Tuesday 30 October, 12:30-13:30
Leeuwenborch C0083
Problems in paradise: Airbnb, the ‘sharing economy’ and social reproduction in New Zealand’s regional tourist towns
Stella Pennell
Since its inception in 2008 Airbnb has become the largest accommodation provider in the world. In New Zealand regional tourist towns are disproportionately represented, making them suitable sites for investigation of the Airbnb phenomenon. Drawing on interviews conducted in 2017 with Airbnb hosts from four regional tourist towns in New Zealand, a biopolitical lens illuminates forms of social reproduction emerging for these Airbnb hosts at community, family and personal levels. Airbnb is emblematic of ‘platform capitalism’: capitalism operated through digital infrastructures. Airbnb’s ‘dividuation’ of subjects (hosts) into data bites produces forms of subjectivity anticipated, but not guaranteed, to be amenable to the ‘dataveillance’ by which the platform operates. This research identifies three forms of subjectivity that allow hosts to engage with different effects.

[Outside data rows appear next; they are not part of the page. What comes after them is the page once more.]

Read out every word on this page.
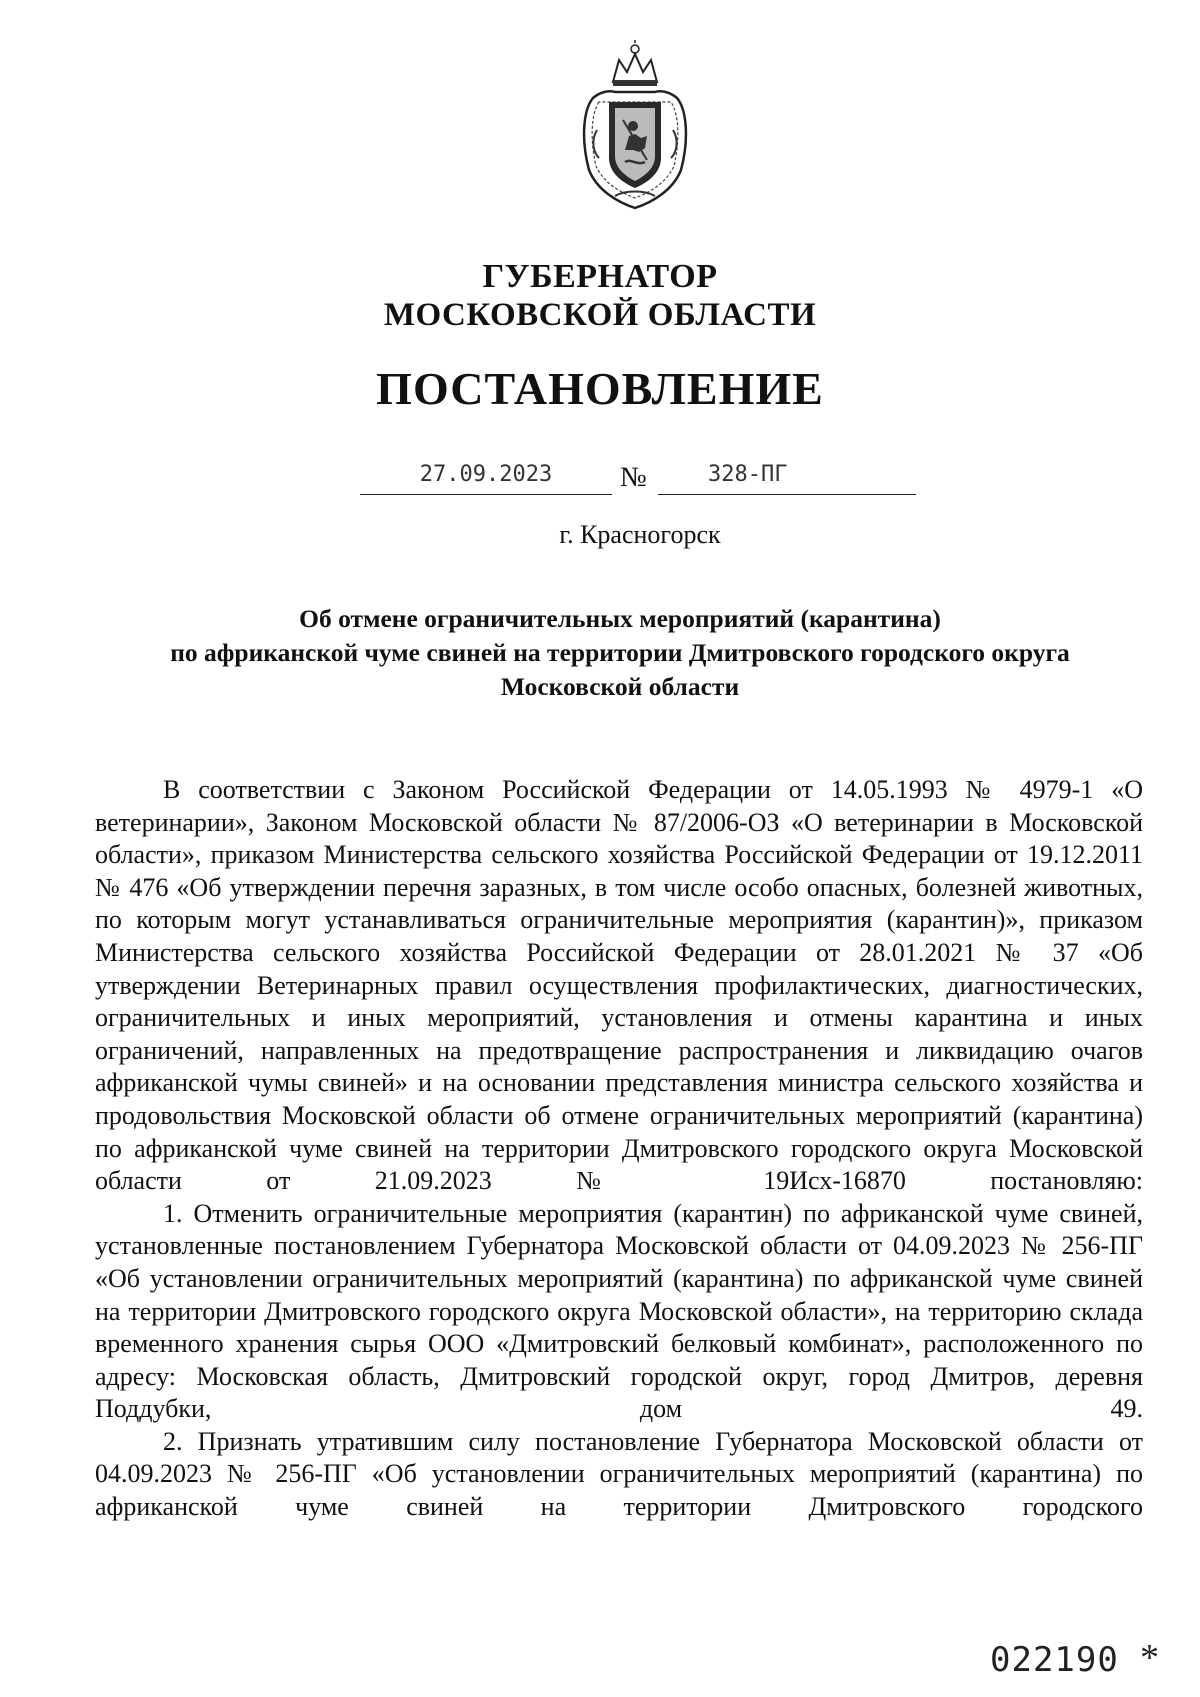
ГУБЕРНАТОР
МОСКОВСКОЙ ОБЛАСТИ
ПОСТАНОВЛЕНИЕ
27.09.2023	№	328-ПГ
г. Красногорск
Об отмене ограничительных мероприятий (карантина)
по африканской чуме свиней на территории Дмитровского городского округа
Московской области

В соответствии с Законом Российской Федерации от 14.05.1993 № 4979-1 «О ветеринарии», Законом Московской области № 87/2006-ОЗ «О ветеринарии в Московской области», приказом Министерства сельского хозяйства Российской Федерации от 19.12.2011 № 476 «Об утверждении перечня заразных, в том числе особо опасных, болезней животных, по которым могут устанавливаться ограничительные мероприятия (карантин)», приказом Министерства сельского хозяйства Российской Федерации от 28.01.2021 № 37 «Об утверждении Ветеринарных правил осуществления профилактических, диагностических, ограничительных и иных мероприятий, установления и отмены карантина и иных ограничений, направленных на предотвращение распространения и ликвидацию очагов африканской чумы свиней» и на основании представления министра сельского хозяйства и продовольствия Московской области об отмене ограничительных мероприятий (карантина) по африканской чуме свиней на территории Дмитровского городского округа Московской области от 21.09.2023 № 19Исх-16870 постановляю:

1. Отменить ограничительные мероприятия (карантин) по африканской чуме свиней, установленные постановлением Губернатора Московской области от 04.09.2023 № 256-ПГ «Об установлении ограничительных мероприятий (карантина) по африканской чуме свиней на территории Дмитровского городского округа Московской области», на территорию склада временного хранения сырья ООО «Дмитровский белковый комбинат», расположенного по адресу: Московская область, Дмитровский городской округ, город Дмитров, деревня Поддубки, дом 49.

2. Признать утратившим силу постановление Губернатора Московской области от 04.09.2023 № 256-ПГ «Об установлении ограничительных мероприятий (карантина) по африканской чуме свиней на территории Дмитровского городского

022190 *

This set of subject-positions illuminate the calculative rationalities and material and affective resources employed by Airbnb hosts amidst a horizon of biopolitical contradictions.
Stella Pennell is a PhD candidate at Massey University, New Zealand, currently at WUR on a guest fellowship with CSPS. Stella’s research interests are in regional sociology and tourism.